Но если без метафизики для подростков, чуть четче: кто кого породил? Откуда возникла сама мысль ударить жену? Всему виной личный жизненный опыт. Мы оба помним, из-за чего четыре года назад Раевские развелись. Да, да, я не оговорился, двадцать лет просуществовали бок о бок, а потом развелись. Теперь вы знаете о Матвее в два раза больше: он дважды женат. Правда, оба раза на одной и той же женщине. Со штампом о разводе, они не прожили и года. Расписывала их та же сотрудница ЗАГСа, что и разводила. «Аферисты», – сказала она непонятно кому.
Возмущение Раевского сменилось обидой на жизнь, на какую-то вечную ее несправедливость. Отодвинувшись от стола, он принялся раскачиваться вместе со стулом, несильно, вперед-назад. На него было больно смотреть, – сообщили бы в дамском романе, и отзывчивый читатель, незаметно для себя в этом месте обязательно тихо вздохнул: «Бедный ты бедный», – так бы вздохнул читатель; отнял от книги глаза, задумчиво посмотрел в окно. Есть тихая радость читать про несчастья других, неяркий печальный свет.
На самом деле вздыхать не хотелось.
Сомневаюсь, чтобы полученная рана была глубока, что-то значила. «Но даже самая пустячная обида капризна, как дитя малое, любит, когда с ней носятся, прижимают к сердцу, кормят собственной грудью – что-то сосет под сердцем! – убаюкивают, – возмутится отзывчивый читатель, наделенный большим воображением. – Как здесь не сопереживать?» – «Да, капризна, да, убаюкивают, и что с того? Мы же понимаем, что режиссер дулся на самого себя», – отвечу читателю. По неписаному закону в подобной ситуации мне нужно подменить напарника, проявить инициативу, взять соавтора за руку и потащить вперед за собой: творческий процесс прежде всего.
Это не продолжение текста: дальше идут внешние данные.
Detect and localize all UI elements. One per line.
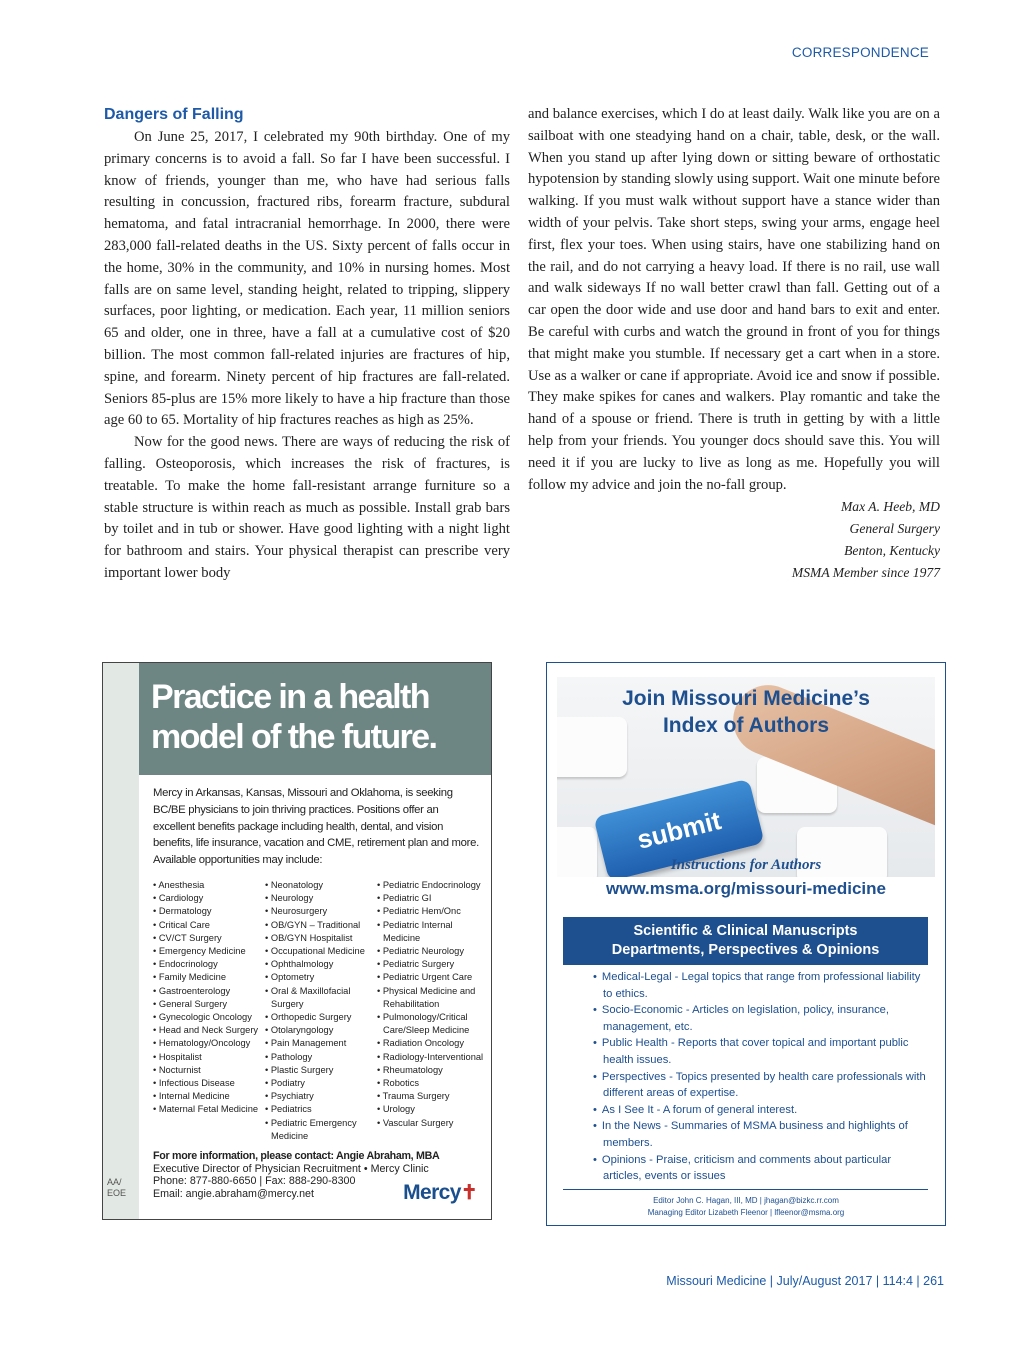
specialty-item: • Pain Management — [265, 1038, 347, 1049]
specialty-item: • Pediatrics — [265, 1104, 312, 1115]
specialty-item: • Family Medicine — [153, 972, 226, 983]
specialty-item: • Otolaryngology — [265, 1025, 334, 1036]
eoe-line: AA/ — [107, 1177, 122, 1187]
specialty-item: • Urology — [377, 1104, 415, 1115]
editor-line: Editor John C. Hagan, III, MD | jhagan@bizkc.rr.com — [653, 1196, 839, 1205]
band-line: Departments, Perspectives & Opinions — [611, 942, 880, 958]
specialty-item: • Pediatric Emergency Medicine — [265, 1117, 357, 1141]
contact-heading: For more information, please contact: Angie Abraham, MBA — [153, 1150, 440, 1162]
article-paragraph: Now for the good news. There are ways of reducing the risk of falling. Osteoporosis, which increases the risk of fractures, is treatable. To make the home fall-resistant arrange furniture so a stable structure is within reach as much as possible. Install grab bars by toilet and in tub or shower. Have good lighting with a night light for bathroom and stairs. Your physical therapist can prescribe very important lower body — [104, 434, 510, 581]
divider — [563, 1189, 928, 1190]
author-signature — [528, 496, 940, 583]
article-left-column — [104, 104, 510, 585]
band-line: Scientific & Clinical Manuscripts — [633, 923, 858, 939]
eoe-label — [107, 1177, 137, 1199]
specialty-item: • Psychiatry — [265, 1091, 314, 1102]
specialty-item: • Pediatric Internal Medicine — [377, 919, 453, 943]
specialty-item: • Endocrinology — [153, 959, 218, 970]
specialty-item: • OB/GYN Hospitalist — [265, 932, 353, 943]
category-item: • In the News - Summaries of MSMA business and highlights of members. — [587, 1118, 932, 1151]
specialty-item: • Occupational Medicine — [265, 946, 365, 957]
ad-side-strip — [103, 663, 139, 1219]
specialty-item: • OB/GYN – Traditional — [265, 919, 361, 930]
specialty-item: • General Surgery — [153, 998, 228, 1009]
specialty-item: • Pathology — [265, 1051, 313, 1062]
specialty-item: • Optometry — [265, 972, 315, 983]
ad-headline-banner — [139, 663, 491, 775]
mercy-recruitment-ad — [102, 662, 492, 1220]
specialty-item: • Pediatric Endocrinology — [377, 880, 481, 890]
specialty-item: • Internal Medicine — [153, 1091, 230, 1102]
specialty-item: • Rheumatology — [377, 1064, 443, 1075]
category-item: • Socio-Economic - Articles on legislation, policy, insurance, management, etc. — [587, 1002, 932, 1035]
missouri-medicine-ad — [546, 662, 946, 1226]
website-link[interactable]: www.msma.org/missouri-medicine — [606, 879, 886, 898]
article-paragraph: and balance exercises, which I do at least daily. Walk like you are on a sailboat with one steadying hand on a chair, table, desk, or the wall. When you stand up after lying down or sitting beware of orthostatic hypotension by standing slowly using support. Wait one minute before walking. If you must walk without support have a stance wider than width of your pelvis. Take short steps, swing your arms, engage heel first, flex your toes. When using stairs, have one stabilizing hand on the rail, and do not carrying a heavy load. If there is no rail, use wall and walk sideways If no wall better crawl than fall. Getting out of a car open the door wide and use door and hand bars to exit and enter. Be careful with curbs and watch the ground in front of you for things that might make you stumble. If necessary get a cart when in a store. Use as a walker or cane if appropriate. Avoid ice and snow if possible. They make spikes for canes and walkers. Play romantic and take the hand of a spouse or friend. There is truth in getting by with a little help from your friends. You younger docs should save this. You will need it if you are lucky to live as long as me. Hopefully you will follow my advice and join the no-fall group. — [528, 106, 941, 493]
specialty-item: • Gastroenterology — [153, 985, 231, 996]
author-name: Max A. Heeb, MD — [840, 499, 940, 515]
author-location: Benton, Kentucky — [844, 542, 940, 558]
article-right-column — [528, 104, 940, 584]
specialty-item: • Neurosurgery — [265, 906, 328, 917]
specialty-item: • Hematology/Oncology — [153, 1038, 251, 1049]
managing-editor-line: Managing Editor Lizabeth Fleenor | lfleenor@msma.org — [647, 1208, 845, 1217]
specialty-item: • Trauma Surgery — [377, 1091, 450, 1102]
specialty-column — [377, 879, 489, 1130]
title-line: Index of Authors — [662, 714, 830, 737]
category-item: • Opinions - Praise, criticism and comments about particular articles, events or issues — [587, 1152, 932, 1185]
headline-line: model of the future. — [151, 718, 437, 756]
specialty-item: • Podiatry — [265, 1078, 305, 1089]
contact-phone: Phone: 877-880-6650 | Fax: 888-290-8300 — [153, 1175, 356, 1188]
specialty-item: • Radiology-Interventional — [377, 1051, 484, 1062]
specialty-item: • Pediatric GI — [377, 893, 432, 904]
specialty-item: • Vascular Surgery — [377, 1117, 454, 1128]
specialty-column — [153, 879, 265, 1117]
specialty-item: • Oral & Maxillofacial Surgery — [265, 985, 351, 1009]
contact-email: Email: angie.abraham@mercy.net — [153, 1187, 314, 1200]
section-label: CORRESPONDENCE — [791, 45, 929, 60]
title-line: Join Missouri Medicine’s — [622, 687, 870, 710]
specialty-item: • Physical Medicine and Rehabilitation — [377, 985, 476, 1009]
author-specialty: General Surgery — [849, 521, 940, 537]
specialty-item: • Anesthesia — [153, 880, 205, 890]
specialty-item: • Emergency Medicine — [153, 946, 246, 957]
specialty-item: • CV/CT Surgery — [153, 932, 222, 943]
mercy-logo — [403, 1180, 477, 1205]
specialty-item: • Pulmonology/Critical Care/Sleep Medicine — [377, 1012, 470, 1036]
category-list — [587, 969, 932, 1185]
specialty-item: • Radiation Oncology — [377, 1038, 464, 1049]
specialty-item: • Neonatology — [265, 880, 324, 890]
page-footer: Missouri Medicine | July/August 2017 | 114:4 | 261 — [666, 1274, 944, 1288]
categories-band — [563, 917, 928, 965]
specialty-item: • Nocturnist — [153, 1064, 201, 1075]
specialty-item: • Infectious Disease — [153, 1078, 235, 1089]
category-item: • As I See It - A forum of general interest. — [587, 1102, 932, 1119]
specialty-item: • Critical Care — [153, 919, 210, 930]
specialty-item: • Robotics — [377, 1078, 420, 1089]
logo-text: Mercy — [403, 1181, 461, 1204]
specialty-item: • Dermatology — [153, 906, 212, 917]
submit-key-image: submit — [593, 779, 764, 877]
headline-line: Practice in a health — [151, 678, 429, 716]
specialty-item: • Pediatric Surgery — [377, 959, 455, 970]
specialty-item: • Head and Neck Surgery — [153, 1025, 259, 1036]
specialty-item: • Hospitalist — [153, 1051, 202, 1062]
specialty-item: • Pediatric Hem/Onc — [377, 906, 461, 917]
ad-title — [547, 685, 945, 739]
author-membership: MSMA Member since 1977 — [791, 564, 940, 580]
specialty-item: • Neurology — [265, 893, 314, 904]
category-item: • Medical-Legal - Legal topics that range from professional liability to ethics. — [587, 969, 932, 1002]
specialty-item: • Pediatric Urgent Care — [377, 972, 473, 983]
cross-icon: ✝ — [460, 1182, 477, 1204]
specialty-item: • Orthopedic Surgery — [265, 1012, 352, 1023]
category-item: • Public Health - Reports that cover topical and important public health issues. — [587, 1035, 932, 1068]
ad-headline — [151, 677, 436, 757]
specialty-item: • Maternal Fetal Medicine — [153, 1104, 259, 1115]
editor-credits — [547, 1195, 945, 1219]
specialty-item: • Pediatric Neurology — [377, 946, 464, 957]
specialty-item: • Cardiology — [153, 893, 204, 904]
specialty-column — [265, 879, 377, 1143]
article-paragraph: On June 25, 2017, I celebrated my 90th birthday. One of my primary concerns is to avoid a fall. So far I have been successful. I know of friends, younger than me, who have had serious falls resulting in concussion, fractured ribs, forearm fracture, subdural hematoma, and fatal intracranial hemorrhage. In 2000, there were 283,000 fall-related deaths in the US. Sixty percent of falls occur in the home, 30% in the community, and 10% in nursing homes. Most falls are on same level, standing height, related to tripping, slippery surfaces, poor lighting, or medication. Each year, 11 million seniors 65 and older, one in three, have a fall at a cumulative cost of $20 billion. The most common fall-related injuries are fractures of hip, spine, and forearm. Ninety percent of hip fractures are fall-related. Seniors 85-plus are 15% more likely to have a hip fracture than those age 60 to 65. Mortality of hip fractures reaches as high as 25%. — [104, 129, 510, 429]
contact-title: Executive Director of Physician Recruitment • Mercy Clinic — [153, 1162, 429, 1175]
article-title: Dangers of Falling — [104, 106, 244, 123]
eoe-line: EOE — [107, 1188, 127, 1198]
category-item: • Perspectives - Topics presented by health care professionals with different areas of expertise. — [587, 1069, 932, 1102]
instructions-heading: Instructions for Authors — [670, 857, 822, 873]
ad-intro: Mercy in Arkansas, Kansas, Missouri and Oklahoma, is seeking BC/BE physicians to join thriving practices. Positions offer an excellent benefits package including health, dental, and vision benefits, life insurance, vacation and CME, retirement plan and more. Available opportunities may include: — [153, 787, 479, 867]
specialty-item: • Gynecologic Oncology — [153, 1012, 252, 1023]
specialty-item: • Plastic Surgery — [265, 1064, 334, 1075]
specialty-item: • Ophthalmology — [265, 959, 334, 970]
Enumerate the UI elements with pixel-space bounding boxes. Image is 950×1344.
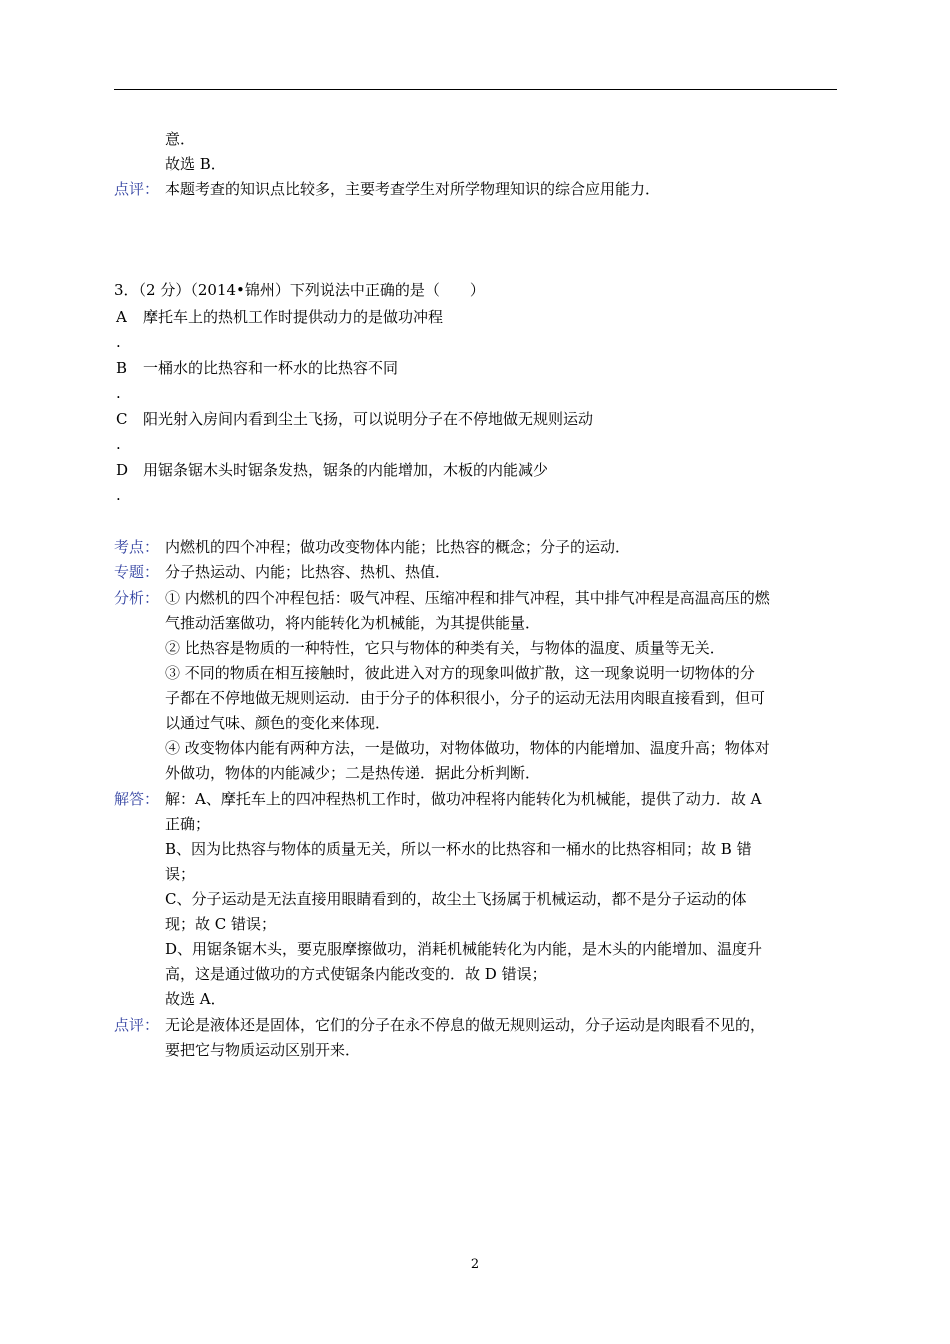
option-a-letter: A <box>116 308 127 326</box>
kaodian-label: 考点： <box>114 538 160 556</box>
option-d-dot: . <box>116 486 121 504</box>
option-c-text: 阳光射入房间内看到尘土飞扬，可以说明分子在不停地做无规则运动 <box>143 410 594 428</box>
prev-comment-text: 本题考查的知识点比较多，主要考查学生对所学物理知识的综合应用能力． <box>165 180 661 198</box>
option-c-letter: C <box>116 410 128 428</box>
zhuanti-label: 专题： <box>114 563 160 581</box>
fenxi-line: ④ 改变物体内能有两种方法，一是做功，对物体做功，物体的内能增加、温度升高；物体对 <box>165 739 770 757</box>
option-b-dot: . <box>116 384 121 402</box>
question-stem: 3．（2 分）（2014•锦州）下列说法中正确的是（ ） <box>114 281 485 299</box>
fenxi-line: ① 内燃机的四个冲程包括：吸气冲程、压缩冲程和排气冲程，其中排气冲程是高温高压的燃 <box>165 589 770 607</box>
prev-answer-choice: 故选 B． <box>165 155 226 173</box>
dianping-label: 点评： <box>114 1016 160 1034</box>
option-d-letter: D <box>116 461 129 479</box>
jieda-line: 解：A、摩托车上的四冲程热机工作时，做功冲程将内能转化为机械能，提供了动力．故 A <box>165 790 762 808</box>
fenxi-line: 子都在不停地做无规则运动．由于分子的体积很小，分子的运动无法用肉眼直接看到，但可 <box>165 689 766 707</box>
dianping-line: 要把它与物质运动区别开来． <box>165 1041 361 1059</box>
header-rule <box>114 89 837 90</box>
jieda-line: 故选 A． <box>165 990 226 1008</box>
jieda-line: 高，这是通过做功的方式使锯条内能改变的．故 D 错误； <box>165 965 547 983</box>
jieda-line: 正确； <box>165 815 211 833</box>
option-a-dot: . <box>116 333 121 351</box>
fenxi-line: 外做功，物体的内能减少；二是热传递．据此分析判断． <box>165 764 541 782</box>
option-c-dot: . <box>116 435 121 453</box>
jieda-label: 解答： <box>114 790 160 808</box>
prev-comment-label: 点评： <box>114 180 160 198</box>
kaodian-text: 内燃机的四个冲程；做功改变物体内能；比热容的概念；分子的运动． <box>165 538 631 556</box>
option-d-text: 用锯条锯木头时锯条发热，锯条的内能增加，木板的内能减少 <box>143 461 549 479</box>
jieda-line: B、因为比热容与物体的质量无关，所以一杯水的比热容和一桶水的比热容相同；故 B 错 <box>165 840 752 858</box>
fenxi-line: ② 比热容是物质的一种特性，它只与物体的种类有关，与物体的温度、质量等无关． <box>165 639 725 657</box>
jieda-line: 误； <box>165 865 196 883</box>
page-number: 2 <box>470 1257 480 1272</box>
option-b-letter: B <box>116 359 128 377</box>
option-a-text: 摩托车上的热机工作时提供动力的是做功冲程 <box>143 308 444 326</box>
fenxi-line: 以通过气味、颜色的变化来体现． <box>165 714 391 732</box>
zhuanti-text: 分子热运动、内能；比热容、热机、热值． <box>165 563 451 581</box>
jieda-line: D、用锯条锯木头，要克服摩擦做功，消耗机械能转化为内能，是木头的内能增加、温度升 <box>165 940 763 958</box>
fenxi-line: 气推动活塞做功，将内能转化为机械能，为其提供能量． <box>165 614 541 632</box>
prev-continuation: 意． <box>165 130 196 148</box>
jieda-line: C、分子运动是无法直接用眼睛看到的，故尘土飞扬属于机械运动，都不是分子运动的体 <box>165 890 747 908</box>
jieda-line: 现；故 C 错误； <box>165 915 277 933</box>
option-b-text: 一桶水的比热容和一杯水的比热容不同 <box>143 359 399 377</box>
fenxi-label: 分析： <box>114 589 160 607</box>
dianping-line: 无论是液体还是固体，它们的分子在永不停息的做无规则运动，分子运动是肉眼看不见的， <box>165 1016 766 1034</box>
fenxi-line: ③ 不同的物质在相互接触时，彼此进入对方的现象叫做扩散，这一现象说明一切物体的分 <box>165 664 755 682</box>
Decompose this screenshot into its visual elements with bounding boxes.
Но я не договорил. Мавр не робот, работающий по заложенной в него программе, повторяющий чужие ошибки, быть может, когда-то – четыре года назад – совершенные самим программистом; точнее, он робот – пока повторяет чужие ошибки. Чтобы робот ожил, автор должен помочь ему сделать свои. Тогда мавр найдет отклик в любом сердце: «Смотрите, какой он чумазенький, несчастненький весь! – стать достойным сопереживания. – Как лоха развели! – будить презрение, жалость, обожание. – Красавец! Что творит, что вытворяет? А?! Я б так не смог».
Матвей затих, перестал раскачивать стул, он не из тех, кто взращивает обиды до совершеннолетия – кормит молоком сердца своего, – а потом, возмужавшие, выпускает в свет; погоревал минутку и перестал. Да и горевал не из-за того, что наградил персонаж своими ошибками – сложно избавить сознание от собственного присутствия, – горечь возникла от бессилия, от назойливого навязывания своих услуг. Отелло сам должен наломать дров, без посторонней помощи. Вот если б вспыхнула искра божья! Если б каждое движение мавра вызывало у его создателей оторопь, хотя бы легкое недоумение!
Но нет.
На кухне сидели два африканца – ни больше, ни меньше, – ровно два. Один плотного телосложения, с круглым лицом, густыми жесткими волосами, с левой стороны разделенными идеальным пробором, второй худощавый, лицо имел продолговатое, мягкие, жиденькие волосики, говорящие о покладистом характере, ухитрялись торчать во все стороны. Первому недавно исполнилось сорок девять, худощавому полгода назад стукнуло пятьдесят. Оба мавра напряженно молчали, как будто пытались осознать себя, понять смысл своего пребывания в этом мире. Другими словами, мы с Матвеем, каждый по-своему, вживались в образ восьмидесятидвухлетнего чернокожего полковника в отставке. У меня получалось совсем плохо.
С одной стороны, я видел пройденный путь, точнее, чем этот путь закончится, с другой – его надо было пройти, споткнуться о каждый камушек на дороге, набить шишки, что-то понять про себя, обмануться, снова что-то понять, проклясть или благословить мир, уйти раздосадованным или восхищенным. Знание финала играло здесь злую шутку, заставляло подстраиваться под финал. Это же целое искусство, доступное немногим – уметь подстроиться; сколько раз пробовал, так и не смог овладеть! Ослиное упрямство не помогало. Вот и теперь, как ни старался, ничего не мог сделать, заносил ногу и не понимал, куда ее ставить, – на месте морковки зияла пустота.